Oui. La famille, c’est une micro-société, donc on décèle beaucoup de non-dits dans les familles et puis de perte de contrôle et il y a l’héritage. Effectivement, il y a pas mal de textes qui questionnent la parentalité, l’instinct maternel, les dégâts collatéraux de chocs émotifs dans la famille, sur des enfants. Comment après, dans le souvenir, les choses peuvent remonter. Mais ce n’est pas un thème qui a été choisi.
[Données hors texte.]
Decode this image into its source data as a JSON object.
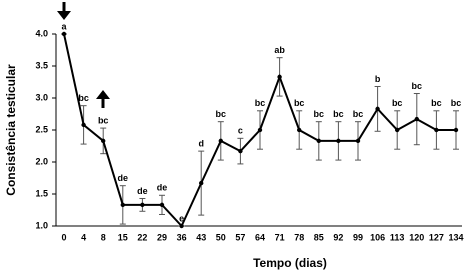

Là, il y a un cap au Nord qui dépasse les Scandinaves. Il y a Sara Stridberg, qui est une grande autrice suédoise, qui revient pour la deuxième fois, il y a Magne Van Den Berg qu’on suit. Je trouve que c’est important de suivre des auteurs ou autrices, parce que l’œuvre d’un auteur, c’est sur un parcours. Il y en a qui ne sont pas connus, donc il y a des découvertes, mais il y a aussi un suivi sur certains qu’on veut accompagner, qu’on veut faire connaître, donc il y a une fidélité sur quelques figures. Il se trouve qu’on apprécie beaucoup Sara Stridberg, on apprécie beaucoup Monica Isakstuen et Magne Van Den Berg, donc il y a quelque chose qui s’est tissé comme ça. J’ai dit : « Ah bah tout ça, c’est le nord ». Donc il y a un cap au Nord qui a émergé. C’est comme ça que les choses se font, plutôt naturellement. Et puis bon, le cap au Nord, il va jusqu’au Québec, en fait.
C’est un lieu absolument magique au bord de la Moselle, où il y a à la fois l’hôtellerie, des espaces de de travail, on nous laisse la liberté d’équiper des salles, d’installer des salles en extérieur.
Cette synergie dont j’ai parlé avec l’Université d’été, elle existe aussi beaucoup par rapport au lieu, où tout le monde se rencontre sans arrêt et on est en immersion, on parle des textes du matin au soir jusqu’à même parfois 2 h du matin dans le chapiteau. On parle avec les interprètes, les metteurs en scène aussi. On est complètement libre en fait, on peut parler très tard dans la nuit et puis on rentre simplement. Il y a quelque chose qui est assez apaisant de pouvoir prendre le temps comme ça, d’échanger juste autour de des textes, c’est un luxe.
Complètement, il y a plein de gens qui viennent me dire ça, qu’ils ont une année très difficile et que là, c’est un temps suspendu et que ça, ça fait beaucoup de bien de d’être là à se concentrer sur les textes du festival, les rencontres, l’art, tout. On peut débrancher et se concentrer sur ce travail-là.
On recommence à lire et à chercher. En fait, on cherche toute l’année, il faut prendre le temps de découvrir les textes. Donc il n’y a pas une ligne directrice sur les textes, c’est pas volontariste comme ça, on est des chercheurs. Bon, ensuite je sais que j’ai envie de continuer à développer les cabarets, peut-être qu’on va faire intervenir d’autres arts, la magie ou les marionnettes, faire d’autres incursions artistiques tout en restant centré autour du texte.
Oui, je peux ajouter que la qualité de des présentations des lectures vient aussi beaucoup de la troupe éphémère d’artistes qui est constituée pour la Mousson et que c’est toute la passion des actrices et des acteurs qui s’emparent des textes et qui passent d’une écriture et d’un monde à un autre, sans regarder le temps de travail et que c’est eux qui font émerger tout ça et il faut les saluer.